To describe two cases of young-onset sporadic Creutzfeldt-Jakob disease (sCJD) with prolonged survival and MM2-thalamic pathology, expanding current understanding of the clinical spectrum of this variant.

Sporadic CJD (sCJD) is a rapidly progressive, fatal prion disease typically affecting adults aged 55–75 years, with a median survival of less than one year. Young-onset sCJD is exceedingly rare, often associated with atypical features and extended disease duration. The MM2-thalamic subtype, also known as sporadic fatal insomnia (SFI), shares phenotypic overlap with familial fatal insomnia and is characterized by thalamic and inferior olivary degeneration.

We report a two-patient case series of young-onset sCJD with the MM2-thalamic subtype. Clinical data, neuroimaging, laboratory studies, and neuropathologic findings were reviewed longitudinally and correlated with prion genotyping.

Both patients presented initially with diplopia in adolescence or early adulthood (ages 18 and 28) and later experienced progressive insomnia along with other behavioral and neurologic manifestations. Cerebrospinal fluid biomarkers (14-3-3 protein and RT-QuIC) and EEGs were repeatedly negative or nonspecific, and MRI brain did not demonstrate the typical sCJD pattern of cortical diffusion restriction. FDG-PET in both cases revealed thalamic hypometabolism, consistent with SFI. Disease duration was 7 and 3 years, respectively. Autopsy in both revealed wild-type PRNP with methionine homozygosity at codon 129 (MM2-thalamic), severe neuronal loss with marked cortical and cerebellar atrophy.

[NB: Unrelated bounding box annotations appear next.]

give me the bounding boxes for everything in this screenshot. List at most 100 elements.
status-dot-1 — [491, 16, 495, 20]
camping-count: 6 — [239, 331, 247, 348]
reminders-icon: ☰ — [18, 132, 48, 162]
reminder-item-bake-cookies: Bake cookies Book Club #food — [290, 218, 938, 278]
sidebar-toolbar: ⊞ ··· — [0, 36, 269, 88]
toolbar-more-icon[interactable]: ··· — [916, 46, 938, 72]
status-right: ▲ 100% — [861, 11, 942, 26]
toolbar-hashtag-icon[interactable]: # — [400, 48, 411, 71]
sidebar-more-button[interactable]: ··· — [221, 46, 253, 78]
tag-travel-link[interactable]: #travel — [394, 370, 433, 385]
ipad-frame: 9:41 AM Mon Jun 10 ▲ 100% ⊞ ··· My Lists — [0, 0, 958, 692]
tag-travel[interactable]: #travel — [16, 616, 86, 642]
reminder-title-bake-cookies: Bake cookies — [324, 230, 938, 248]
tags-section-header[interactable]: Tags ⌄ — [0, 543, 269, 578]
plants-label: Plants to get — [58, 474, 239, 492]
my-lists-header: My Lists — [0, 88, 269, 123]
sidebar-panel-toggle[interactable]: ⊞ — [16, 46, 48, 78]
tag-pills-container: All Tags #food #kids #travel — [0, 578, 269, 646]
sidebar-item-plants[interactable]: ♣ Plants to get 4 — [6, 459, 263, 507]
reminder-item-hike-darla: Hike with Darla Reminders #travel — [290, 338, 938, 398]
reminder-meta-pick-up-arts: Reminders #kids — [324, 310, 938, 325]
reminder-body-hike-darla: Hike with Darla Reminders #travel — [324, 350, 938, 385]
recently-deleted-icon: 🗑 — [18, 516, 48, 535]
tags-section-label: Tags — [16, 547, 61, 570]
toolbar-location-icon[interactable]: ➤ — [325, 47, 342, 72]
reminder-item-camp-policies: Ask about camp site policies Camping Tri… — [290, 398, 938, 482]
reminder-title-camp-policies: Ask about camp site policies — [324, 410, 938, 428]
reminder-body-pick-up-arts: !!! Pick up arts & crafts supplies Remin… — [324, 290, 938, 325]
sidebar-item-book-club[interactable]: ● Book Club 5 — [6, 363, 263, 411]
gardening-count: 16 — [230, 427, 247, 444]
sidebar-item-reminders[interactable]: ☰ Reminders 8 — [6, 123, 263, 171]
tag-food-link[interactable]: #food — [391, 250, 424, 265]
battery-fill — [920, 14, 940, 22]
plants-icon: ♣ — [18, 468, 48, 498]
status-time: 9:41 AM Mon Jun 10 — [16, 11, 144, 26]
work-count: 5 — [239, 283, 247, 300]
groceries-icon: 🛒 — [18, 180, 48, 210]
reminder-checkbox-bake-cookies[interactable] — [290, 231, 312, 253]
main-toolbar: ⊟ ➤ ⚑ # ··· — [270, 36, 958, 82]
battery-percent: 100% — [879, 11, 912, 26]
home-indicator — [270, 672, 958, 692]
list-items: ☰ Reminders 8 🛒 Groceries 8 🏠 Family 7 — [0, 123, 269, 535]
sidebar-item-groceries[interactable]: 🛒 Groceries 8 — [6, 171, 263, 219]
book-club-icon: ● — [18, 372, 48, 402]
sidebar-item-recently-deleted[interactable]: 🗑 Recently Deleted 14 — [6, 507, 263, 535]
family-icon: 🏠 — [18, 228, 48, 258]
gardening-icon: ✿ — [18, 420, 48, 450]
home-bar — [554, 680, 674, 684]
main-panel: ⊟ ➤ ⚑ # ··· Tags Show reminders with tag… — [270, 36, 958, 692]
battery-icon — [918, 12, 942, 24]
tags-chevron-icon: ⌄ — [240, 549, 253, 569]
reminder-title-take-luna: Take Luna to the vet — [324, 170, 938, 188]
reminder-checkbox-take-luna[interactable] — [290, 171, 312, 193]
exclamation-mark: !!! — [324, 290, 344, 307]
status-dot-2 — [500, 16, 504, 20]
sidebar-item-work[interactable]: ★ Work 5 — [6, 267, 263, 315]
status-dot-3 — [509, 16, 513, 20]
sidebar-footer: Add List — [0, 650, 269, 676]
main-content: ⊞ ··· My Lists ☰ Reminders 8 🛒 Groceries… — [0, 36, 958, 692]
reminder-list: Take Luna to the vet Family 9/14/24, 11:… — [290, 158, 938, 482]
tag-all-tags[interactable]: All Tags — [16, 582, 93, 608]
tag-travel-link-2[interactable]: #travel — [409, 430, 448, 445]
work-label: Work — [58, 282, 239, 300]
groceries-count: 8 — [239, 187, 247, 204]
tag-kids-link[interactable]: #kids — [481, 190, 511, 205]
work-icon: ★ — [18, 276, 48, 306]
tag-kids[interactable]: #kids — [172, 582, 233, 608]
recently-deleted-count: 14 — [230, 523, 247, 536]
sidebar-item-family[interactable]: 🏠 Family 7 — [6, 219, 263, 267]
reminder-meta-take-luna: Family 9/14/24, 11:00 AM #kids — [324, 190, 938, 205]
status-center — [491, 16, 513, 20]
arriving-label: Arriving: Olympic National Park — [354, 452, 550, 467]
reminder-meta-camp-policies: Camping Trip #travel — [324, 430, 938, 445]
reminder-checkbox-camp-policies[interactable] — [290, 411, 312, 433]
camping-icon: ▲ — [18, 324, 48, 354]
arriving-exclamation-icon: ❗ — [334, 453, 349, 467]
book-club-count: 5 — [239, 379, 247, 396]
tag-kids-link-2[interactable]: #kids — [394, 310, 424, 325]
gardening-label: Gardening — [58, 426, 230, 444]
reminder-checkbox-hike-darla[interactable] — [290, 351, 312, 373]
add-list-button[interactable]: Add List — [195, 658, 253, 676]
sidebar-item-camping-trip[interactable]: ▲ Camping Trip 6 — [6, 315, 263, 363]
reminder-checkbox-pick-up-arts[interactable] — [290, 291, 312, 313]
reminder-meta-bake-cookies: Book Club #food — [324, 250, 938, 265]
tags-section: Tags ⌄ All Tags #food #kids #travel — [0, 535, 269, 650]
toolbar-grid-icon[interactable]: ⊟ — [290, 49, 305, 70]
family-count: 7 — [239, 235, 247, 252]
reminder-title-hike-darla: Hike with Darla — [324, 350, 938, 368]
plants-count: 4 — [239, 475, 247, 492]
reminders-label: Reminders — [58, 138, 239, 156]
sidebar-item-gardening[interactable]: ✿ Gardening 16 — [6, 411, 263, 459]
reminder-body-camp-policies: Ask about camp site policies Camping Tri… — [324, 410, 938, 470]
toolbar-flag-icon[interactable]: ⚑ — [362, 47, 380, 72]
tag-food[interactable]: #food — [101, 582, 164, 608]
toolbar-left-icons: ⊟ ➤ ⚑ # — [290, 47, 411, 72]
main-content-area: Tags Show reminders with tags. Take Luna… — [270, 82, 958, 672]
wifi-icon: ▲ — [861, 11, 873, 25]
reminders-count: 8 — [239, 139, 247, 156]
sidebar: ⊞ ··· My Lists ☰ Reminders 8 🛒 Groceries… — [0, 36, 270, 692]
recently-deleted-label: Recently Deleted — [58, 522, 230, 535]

These cases illustrate that SFI can present in adolescence which has not previously been reported to our knowledge. They further build on previously documented cases in supporting the typical features of this variant including an unusually prolonged course and disproportionately negative prion biomarkers. The MM2-thalamic subtype should be considered in patients with progressive insomnia, diplopia, and thalamic hypometabolism, even when standard diagnostic tests are unrevealing. Improved recognition of this phenotype may aid in earlier diagnosis, and more accurate prognostication of young-onset prion disease.